Intel shares have jumped 239% this year and recently reached their first record high in 26 years
Intel’s dramatic recovery is driving one of the biggest stock-market rallies since the dot-com era as investors pour money into companies powering the artificial intelligence boom.
The Santa Clara-based tech company, which last year sold a 9.9% stake to the government, has seen its shares jump 239% year to date.
Sandisk, known for its memory chips, has surged 558% so far this year.
Semiconductor companies in the S&P 500 have added nearly $3.8 trillion in market value in just six weeks.
Demand expands beyond GPUs
The rally comes as AI companies scramble for computing power. Demand has expanded beyond high-end graphics processing units, or GPUs, to include traditional CPUs, memory chips, and data-center hardware.
Analysts say AI agents operating around the clock are generating enormous amounts of data, creating shortages across the chip industry and pushing prices higher.
Bubble fears reappear
Chip makers are also delivering explosive earnings growth. Micron Technology expects revenue to rise to $107 billion this fiscal year from $15.5 billion in 2023 and forecasts operating profit of $77 billion after posting losses just two years ago.

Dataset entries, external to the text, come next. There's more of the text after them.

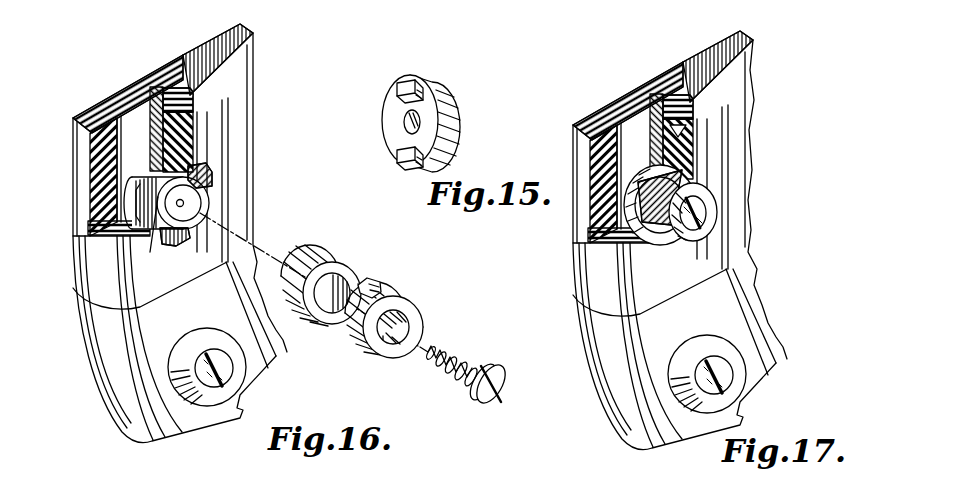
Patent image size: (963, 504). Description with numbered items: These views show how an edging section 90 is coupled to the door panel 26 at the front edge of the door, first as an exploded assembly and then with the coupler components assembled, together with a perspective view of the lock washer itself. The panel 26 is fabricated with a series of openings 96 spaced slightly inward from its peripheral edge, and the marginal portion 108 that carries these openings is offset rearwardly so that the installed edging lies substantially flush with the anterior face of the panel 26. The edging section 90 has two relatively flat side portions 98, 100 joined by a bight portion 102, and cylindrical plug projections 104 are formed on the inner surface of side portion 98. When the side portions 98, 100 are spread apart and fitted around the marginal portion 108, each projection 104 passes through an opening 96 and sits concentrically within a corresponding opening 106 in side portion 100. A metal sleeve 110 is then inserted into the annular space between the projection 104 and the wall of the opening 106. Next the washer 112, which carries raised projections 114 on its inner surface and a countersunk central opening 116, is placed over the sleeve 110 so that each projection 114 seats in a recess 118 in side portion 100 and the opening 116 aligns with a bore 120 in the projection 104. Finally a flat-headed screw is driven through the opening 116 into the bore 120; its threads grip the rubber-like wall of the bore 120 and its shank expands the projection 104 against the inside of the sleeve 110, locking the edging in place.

In FIG. 16, the panel 26 is at (237, 71).
In FIG. 17, the panel 26 is at (738, 195).
In FIG. 16, the edging section 90 is at (112, 374).
In FIG. 17, the edging section 90 is at (658, 346).
In FIG. 16, the opening 96 is at (143, 166).
In FIG. 16, the side portion 98 is at (103, 108).
In FIG. 17, the side portion 98 is at (628, 152).
In FIG. 16, the side portion 100 is at (213, 237).
In FIG. 17, the side portion 100 is at (728, 187).
In FIG. 16, the bight portion 102 is at (83, 258).
In FIG. 17, the bight portion 102 is at (575, 339).
In FIG. 16, the cylindrical plug projection 104 is at (155, 235).
In FIG. 17, the cylindrical plug projection 104 is at (714, 180).
In FIG. 16, the opening 106 is at (205, 188).
In FIG. 16, the marginal portion 108 is at (150, 78).
In FIG. 17, the marginal portion 108 is at (658, 113).
In FIG. 16, the metal sleeve 110 is at (327, 252).
In FIG. 17, the metal sleeve 110 is at (660, 223).
In FIG. 15, the washer 112 is at (447, 97).
In FIG. 16, the projection 114 is at (372, 282).
In FIG. 15, the projection 114 is at (397, 91).
In FIG. 16, the countersunk central opening 116 is at (388, 340).
In FIG. 15, the countersunk central opening 116 is at (407, 121).
In FIG. 16, the recess 118 is at (197, 167).
In FIG. 16, the bore 120 is at (184, 204).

Intel shares gained another 14% after reports that it reached a preliminary chip-making agreement with Apple.
Last Wednesday, Samsung’s market capitalization exceeded $1 trillion.

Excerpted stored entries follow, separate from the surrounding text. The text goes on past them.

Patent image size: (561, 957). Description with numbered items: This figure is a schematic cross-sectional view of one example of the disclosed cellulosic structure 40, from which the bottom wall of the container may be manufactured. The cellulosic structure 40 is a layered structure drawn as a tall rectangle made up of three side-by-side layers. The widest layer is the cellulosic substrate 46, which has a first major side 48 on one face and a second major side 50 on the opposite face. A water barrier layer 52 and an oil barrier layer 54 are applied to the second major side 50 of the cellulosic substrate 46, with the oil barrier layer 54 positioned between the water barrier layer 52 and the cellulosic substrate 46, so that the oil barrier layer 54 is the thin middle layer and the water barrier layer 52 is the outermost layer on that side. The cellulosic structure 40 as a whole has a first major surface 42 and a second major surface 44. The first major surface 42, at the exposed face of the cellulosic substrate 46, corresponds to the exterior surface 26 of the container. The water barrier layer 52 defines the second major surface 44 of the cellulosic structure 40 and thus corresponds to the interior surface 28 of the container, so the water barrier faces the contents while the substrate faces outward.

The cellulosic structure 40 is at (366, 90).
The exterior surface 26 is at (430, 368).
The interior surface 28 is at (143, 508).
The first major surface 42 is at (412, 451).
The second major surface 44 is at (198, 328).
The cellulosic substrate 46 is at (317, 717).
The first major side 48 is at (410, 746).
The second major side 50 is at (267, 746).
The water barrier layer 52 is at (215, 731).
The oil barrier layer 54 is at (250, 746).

The rally has pushed South Korea’s Kospi index up 78% this year, far outpacing the S&P 500’s 8% rise. South Korea also became the world’s seventh-largest stock market last week.
But analysts warn the rally increasingly resembles the dot-com bubble.

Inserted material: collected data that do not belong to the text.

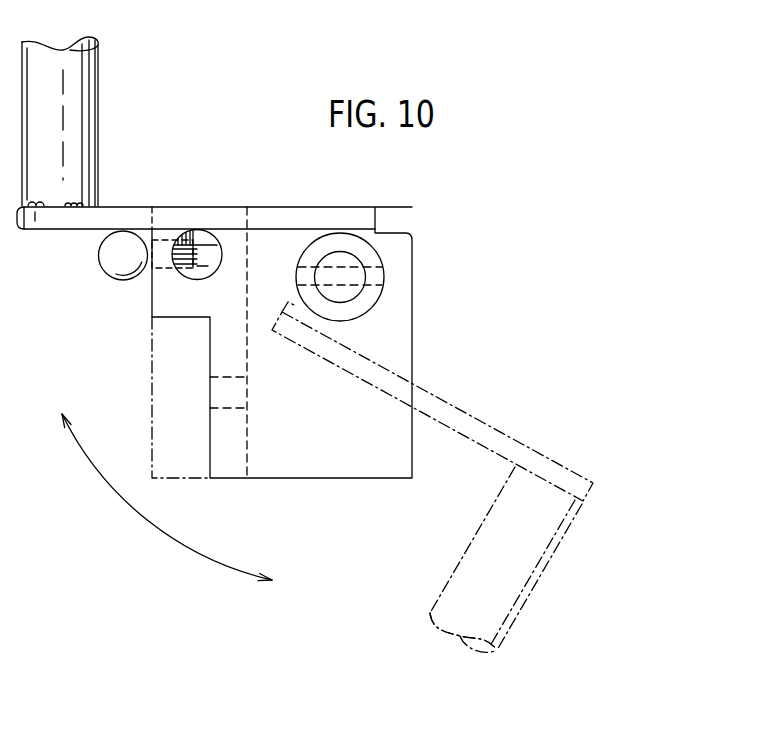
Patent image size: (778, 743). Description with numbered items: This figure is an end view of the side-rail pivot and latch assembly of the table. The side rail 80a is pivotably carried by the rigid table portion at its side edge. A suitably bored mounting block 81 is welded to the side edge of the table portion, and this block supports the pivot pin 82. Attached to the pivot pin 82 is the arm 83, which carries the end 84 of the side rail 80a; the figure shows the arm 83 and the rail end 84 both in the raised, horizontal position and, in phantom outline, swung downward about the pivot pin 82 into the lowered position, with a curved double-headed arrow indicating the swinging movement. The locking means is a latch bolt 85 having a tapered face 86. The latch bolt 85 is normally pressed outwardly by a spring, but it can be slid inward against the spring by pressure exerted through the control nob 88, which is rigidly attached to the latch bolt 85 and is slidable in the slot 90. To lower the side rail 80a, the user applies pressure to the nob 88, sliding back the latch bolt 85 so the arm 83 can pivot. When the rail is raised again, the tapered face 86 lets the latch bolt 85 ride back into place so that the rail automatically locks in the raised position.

The side rail 80a is at (500, 642).
The mounting block 81 is at (320, 460).
The pivot pin 82 is at (348, 262).
The arm 83 is at (135, 215).
The end of side rail 84 is at (92, 100).
The latch bolt 85 is at (200, 232).
The tapered face 86 is at (200, 270).
The control nob 88 is at (113, 275).
The slot 90 is at (150, 268).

Michael Burry, the famed short seller portrayed in The Big Short, said the current stock market rally reminds him of the period just before the dot-com bubble burst in 2000. He argued that stocks are climbing largely on AI enthusiasm rather than fundamentals, citing the Philadelphia Semiconductor Index’s roughly 40% jump, which marked its best six-week performance since March 2000.